Power first went out to about 1,300 homes and businesses in the downtown area midday Tuesday, when a fire erupted at SMUD’s Station A at Sixth and H streets.
SMUD said one of three networks sustained “extensive” damage, while the other two were de-energized as a precaution so that firefighters could safely put out the blaze, the cause of which remains unknown.
Those two networks were re-energized Wednesday, bringing back electricity to about 750 of the 1,300. Power remained interrupted Wednesday and Thursday for the remaining customers.
In updates throughout the week, SMUD said crews had been working “24/7” to repair the damage.

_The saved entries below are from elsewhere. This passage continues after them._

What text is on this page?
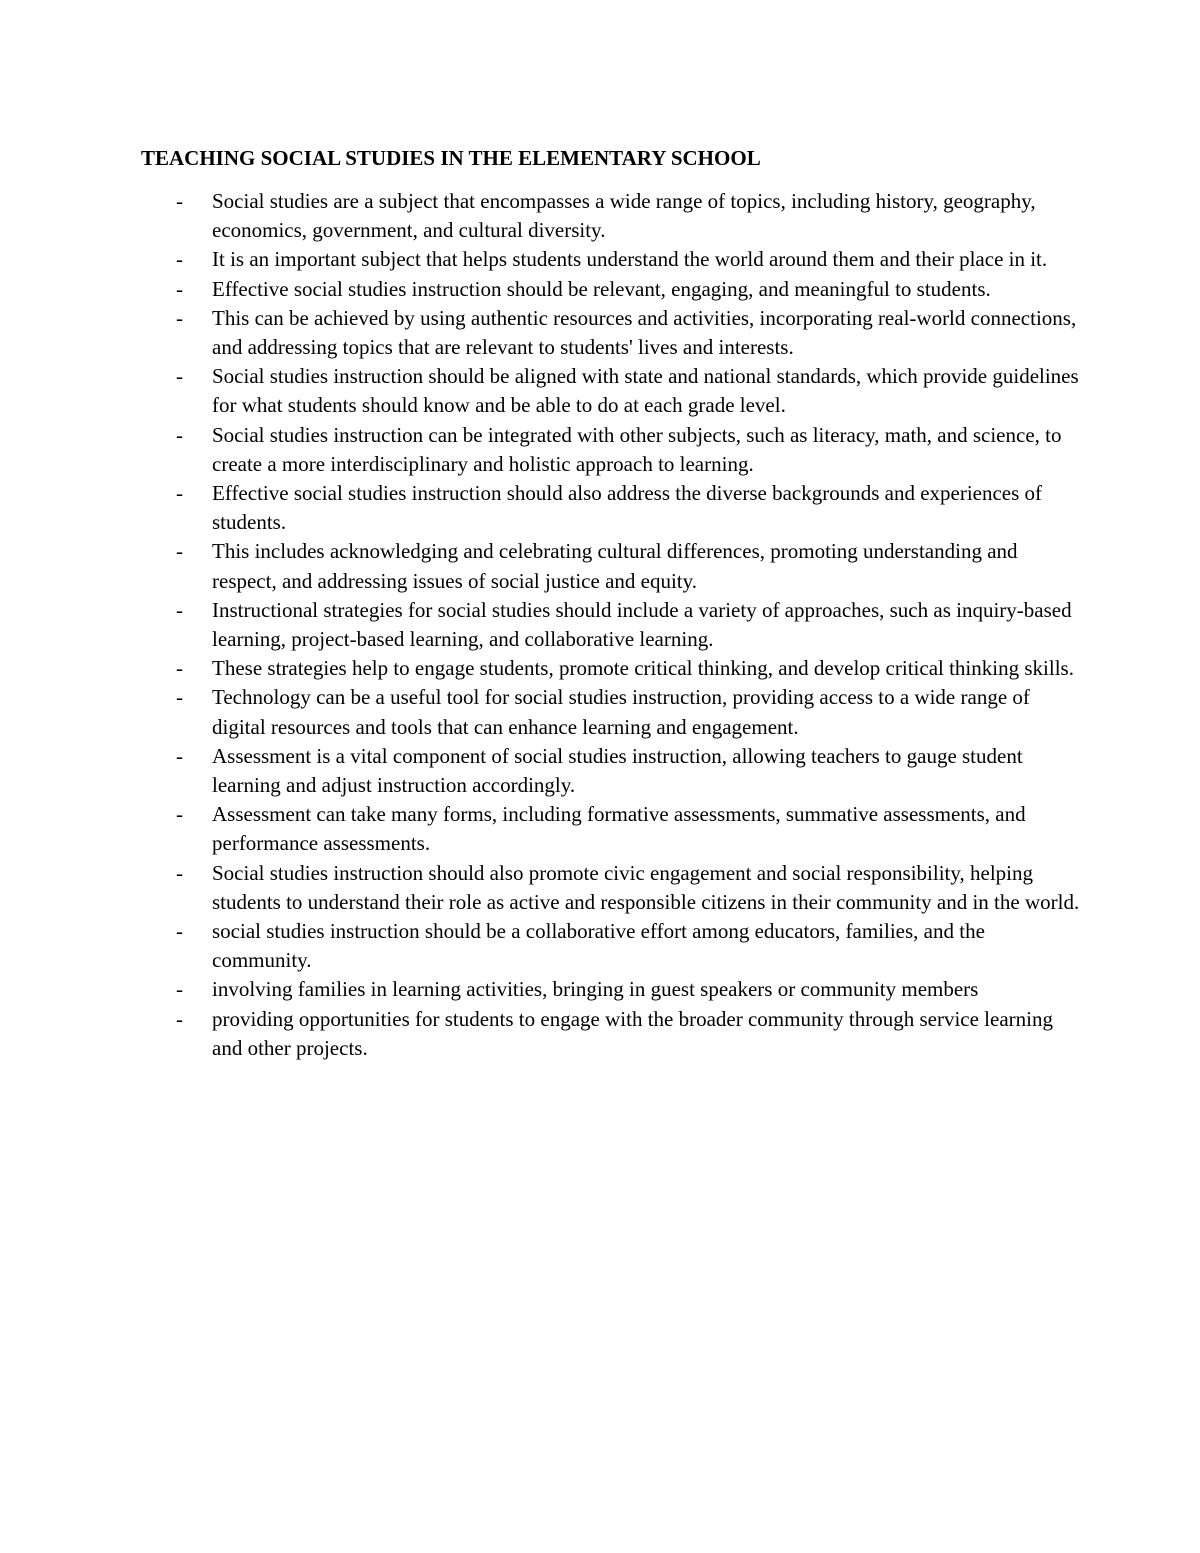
TEACHING SOCIAL STUDIES IN THE ELEMENTARY SCHOOL
- Social studies are a subject that encompasses a wide range of topics, including history, geography, economics, government, and cultural diversity.
- It is an important subject that helps students understand the world around them and their place in it.
- Effective social studies instruction should be relevant, engaging, and meaningful to students.
- This can be achieved by using authentic resources and activities, incorporating real-world connections, and addressing topics that are relevant to students' lives and interests.
- Social studies instruction should be aligned with state and national standards, which provide guidelines for what students should know and be able to do at each grade level.
- Social studies instruction can be integrated with other subjects, such as literacy, math, and science, to create a more interdisciplinary and holistic approach to learning.
- Effective social studies instruction should also address the diverse backgrounds and experiences of students.
- This includes acknowledging and celebrating cultural differences, promoting understanding and respect, and addressing issues of social justice and equity.
- Instructional strategies for social studies should include a variety of approaches, such as inquiry-based learning, project-based learning, and collaborative learning.
- These strategies help to engage students, promote critical thinking, and develop critical thinking skills.
- Technology can be a useful tool for social studies instruction, providing access to a wide range of digital resources and tools that can enhance learning and engagement.
- Assessment is a vital component of social studies instruction, allowing teachers to gauge student learning and adjust instruction accordingly.
- Assessment can take many forms, including formative assessments, summative assessments, and performance assessments.
- Social studies instruction should also promote civic engagement and social responsibility, helping students to understand their role as active and responsible citizens in their community and in the world.
- social studies instruction should be a collaborative effort among educators, families, and the community.
- involving families in learning activities, bringing in guest speakers or community members
- providing opportunities for students to engage with the broader community through service learning and other projects.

SMUD said the last step of the repair involved “tying in one network to the other,” which required a planned outage for one of the two remaining networks. SMUD said it cut power to 66 homes and 112 businesses Friday morning; those have also been restored.
A Sacramento Bee review of SMUD records and planning documents found the substation that caught fire was “nearing the end of useful life” as of 2015. In news releases after The Bee’s story was published, SMUD said the substation was “never found to be a safety hazard” and that it is inspected at least every two months, last checked in October.
The more widespread outage Tuesday evening forced the evacuation of the 108-unit Edgewater Apartments, an affordable housing senior living tower in the 600 block of I Street. Fire personnel said conditions were not safe due to the lack of light and heat, and that some residents also relied on electricity for ventilators.
Residents were given hotel vouchers or allowed to stay at City Hal. They were cleared to return to Edgewater on Wednesday afternoon once power was restored to Edgewater.
The 550 customers who’d been stuck in a three-day outage included nearly all of Old Sacramento Waterfront District, where a handful of shops opened Thursday despite a lack of electricity.
Old Sacramento director Scott Ford said Thursday that district should be able to proceed with holiday-themed festivities — the Theatre of Lights holiday lighting program and the California State Railroad Museum’s Polar Express train rides — if power was back on by Friday morning as SMUD projected.
Ford said the winter holidays typically mark Old Sacramento’s most profitable time of the year, and urged shoppers to patronize the district this weekend.